# Hybrid Calculations with ONIOM¶

## Overview¶

ONIOM is the hybrid method of Morokuma and co-workers that enables different levels of theory to be applied to different parts of a molecule/system and combined to produce a consistent energy expression. The objective is to perform a high-level calculation on just a small part of the system and to include the effects of the remainder at lower levels of theory, with the end result being of similar accuracy to a high-level calculation on the full system.

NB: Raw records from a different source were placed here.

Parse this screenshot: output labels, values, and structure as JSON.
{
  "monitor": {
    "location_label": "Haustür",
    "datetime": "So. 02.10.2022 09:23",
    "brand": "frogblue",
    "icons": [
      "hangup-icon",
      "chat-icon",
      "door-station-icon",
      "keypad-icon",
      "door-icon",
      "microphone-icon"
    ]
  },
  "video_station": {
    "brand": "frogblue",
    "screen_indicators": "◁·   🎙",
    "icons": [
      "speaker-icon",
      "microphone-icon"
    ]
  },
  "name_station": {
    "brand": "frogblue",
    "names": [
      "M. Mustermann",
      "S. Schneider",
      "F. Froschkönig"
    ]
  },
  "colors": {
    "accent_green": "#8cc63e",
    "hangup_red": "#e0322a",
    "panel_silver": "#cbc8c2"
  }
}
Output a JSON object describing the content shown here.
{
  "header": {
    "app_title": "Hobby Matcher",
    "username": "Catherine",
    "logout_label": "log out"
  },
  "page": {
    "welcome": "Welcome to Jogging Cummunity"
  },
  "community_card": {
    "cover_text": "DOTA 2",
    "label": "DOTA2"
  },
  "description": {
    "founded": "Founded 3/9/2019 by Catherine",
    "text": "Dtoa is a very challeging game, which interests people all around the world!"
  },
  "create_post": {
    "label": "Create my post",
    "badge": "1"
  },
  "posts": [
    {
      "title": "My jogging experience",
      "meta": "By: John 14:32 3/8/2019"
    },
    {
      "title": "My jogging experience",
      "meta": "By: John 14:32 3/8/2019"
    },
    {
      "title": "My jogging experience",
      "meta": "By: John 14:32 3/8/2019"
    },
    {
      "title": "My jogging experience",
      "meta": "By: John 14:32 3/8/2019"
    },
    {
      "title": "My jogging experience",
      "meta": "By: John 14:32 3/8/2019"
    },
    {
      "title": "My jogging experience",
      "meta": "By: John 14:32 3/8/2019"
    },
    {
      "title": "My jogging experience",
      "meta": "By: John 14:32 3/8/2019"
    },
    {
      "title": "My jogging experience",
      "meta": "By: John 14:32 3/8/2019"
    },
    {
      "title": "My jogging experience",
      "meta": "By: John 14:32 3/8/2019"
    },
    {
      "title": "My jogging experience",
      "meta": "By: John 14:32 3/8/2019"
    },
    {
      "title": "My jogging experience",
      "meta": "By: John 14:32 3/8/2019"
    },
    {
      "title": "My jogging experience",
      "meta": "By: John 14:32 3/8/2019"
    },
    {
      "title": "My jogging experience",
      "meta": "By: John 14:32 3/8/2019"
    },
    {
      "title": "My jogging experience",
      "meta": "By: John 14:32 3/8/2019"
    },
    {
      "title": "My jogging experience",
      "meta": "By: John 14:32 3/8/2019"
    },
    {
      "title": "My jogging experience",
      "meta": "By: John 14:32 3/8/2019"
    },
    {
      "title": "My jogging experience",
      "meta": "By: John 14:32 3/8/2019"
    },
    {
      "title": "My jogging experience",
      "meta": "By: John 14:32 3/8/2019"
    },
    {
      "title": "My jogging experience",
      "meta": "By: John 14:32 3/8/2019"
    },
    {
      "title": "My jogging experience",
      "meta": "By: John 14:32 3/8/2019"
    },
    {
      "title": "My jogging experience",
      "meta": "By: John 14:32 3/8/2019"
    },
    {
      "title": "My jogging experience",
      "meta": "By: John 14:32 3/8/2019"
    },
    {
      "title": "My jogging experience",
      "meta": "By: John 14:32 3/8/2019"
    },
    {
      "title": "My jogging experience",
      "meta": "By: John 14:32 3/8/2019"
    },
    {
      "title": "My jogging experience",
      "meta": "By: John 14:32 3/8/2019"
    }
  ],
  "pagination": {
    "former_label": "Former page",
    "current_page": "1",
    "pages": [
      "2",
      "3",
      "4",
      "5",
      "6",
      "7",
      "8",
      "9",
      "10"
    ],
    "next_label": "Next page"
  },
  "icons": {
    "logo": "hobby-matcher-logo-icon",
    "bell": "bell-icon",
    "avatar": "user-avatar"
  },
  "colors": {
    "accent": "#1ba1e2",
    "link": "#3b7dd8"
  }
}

- M. Svensson, S. Humbel, R.D.J. Froese, T. Mastubara, S. Sieber, and K. Morokuma, J. Phys. Chem., 100, 19357 (1996).
- S. Dapprich, I. Komaromi, K.S. Byun, K. Morokuma, and M.J. Frisch, J. Mol. Struct. (Theochem), 461-462, 1 (1999).
- R.D.J. Froese and K. Morokuma in “Encylopedia of Computational Chemistry”, volume 2, pp.1244-1257, (ed. P. von Rague Schleyer, John Wiley and Sons, Chichester, Sussex, 1998).

The NWChem ONIOM module implements two- and three-layer ONIOM models for use in energy, gradient, geometry optimization, and vibrational frequency calculations with any of the pure quantum mechanical methods within NWChem. At the present time, it is not possible to perform ONIOM calculations with either solvation models or classical force fields. Nor is it yet possible to compute properties except as derivatives of the total energy.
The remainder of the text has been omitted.